The right proposed by the NIHRC will have little practical impact on the life of the people of Northern Ireland.

 

  1. INTERPRETATION, LIMITATIONS AND ENFORCEMENT OF THE BILL OF RIGHTS

(1) The interpretation of the Bill of Rights will be made on the basis of the Belfast Agreement.

(2) The limitations to the rights provided will be reduced to a minimum, and

(3) the enforcement of the rights will benefit extremist organisations.

  1. The interpretation of the Bill of Rights will be made on the basis of the Belfast Agreement
  2. The interpretation of the clauses of the Bill of Rights will be made on the basis of its Preamble, which refers specifically to the Belfast Agreement. Although reference is made for the first time in Clause 15(a)(1) to "democratic society" for the interpretation of the Bill of Rights, this notion is not mentioned in the Preamble as one of the foundation stones for the Bill of Rights. The provisions of the Belfast Agreement which benefit terrorist organisations will be reinforced and confirmed through the interpretation of the clauses of the Bill of Rights

    CONCLUSION

    The interpretation of the Bill of Rights will be done in a sense which is favourable to terrorists and terrorist organisations, therefore reinforcing the segregation of the people of Northern Ireland into two main communities, further undermining the family unit and increasing instability in Northern Ireland society.

  3. Limitations to the rights of the Bill of Rights limited to a minimum
  4. The NIHRC has reduced limitations of the rights set out in the Bill of Rights to a minimum. The interpretation and application of the Bill of Rights will therefore be orientated in favour of extremists who will take advantage of the absence of limits to their rights (Clause 16(1)).

    CONCLUSION

    The restriction of limitations to a minimum will be to the advantage of extremists and against the interests of the law-abiding people of Northern Ireland.

  5. Enforcement of the Bill of Rights to the benefit of some organisations

The NIHRC proposes to give private organisations as well as public bodies the right to challenge legislation and administrative policies on the basis of the Bill of Rights (Clause 18(2)). Organisations like the NIHRC who have the power to issue advice will also be allowed to engage in legal action in order to see their advice enforced.
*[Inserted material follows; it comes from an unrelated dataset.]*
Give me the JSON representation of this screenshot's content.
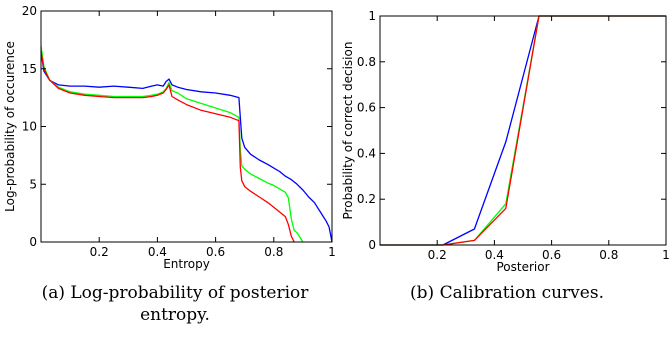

The aggregation of powers into the hands of certain groups will create powerful organisations which are not properly accountable.

CONCLUSION

Private organisations, and particularly extremist groups will be able to further their goals in their own interests by introducing legal actions on the basis of the Bill of Rights.

 

  1. ENTRENCHMENT AND AMENDMENT

The NIHRC proposes to entrench the Bill of Rights through a vote in the Northern Ireland Assembly (Clause 19(1)), coupled with a new British-Irish Treaty forbidding any Government to remove or alter the Bill of Rights without the consent of the other.

CONCLUSION

If ever Northern Ireland is integrated into the Irish Republic, there will be no guarantee that Clause 19(1) will prevent the Bill of Rights from being modified by the Dail, since it would have then become the Parliament for the whole of the island of Ireland.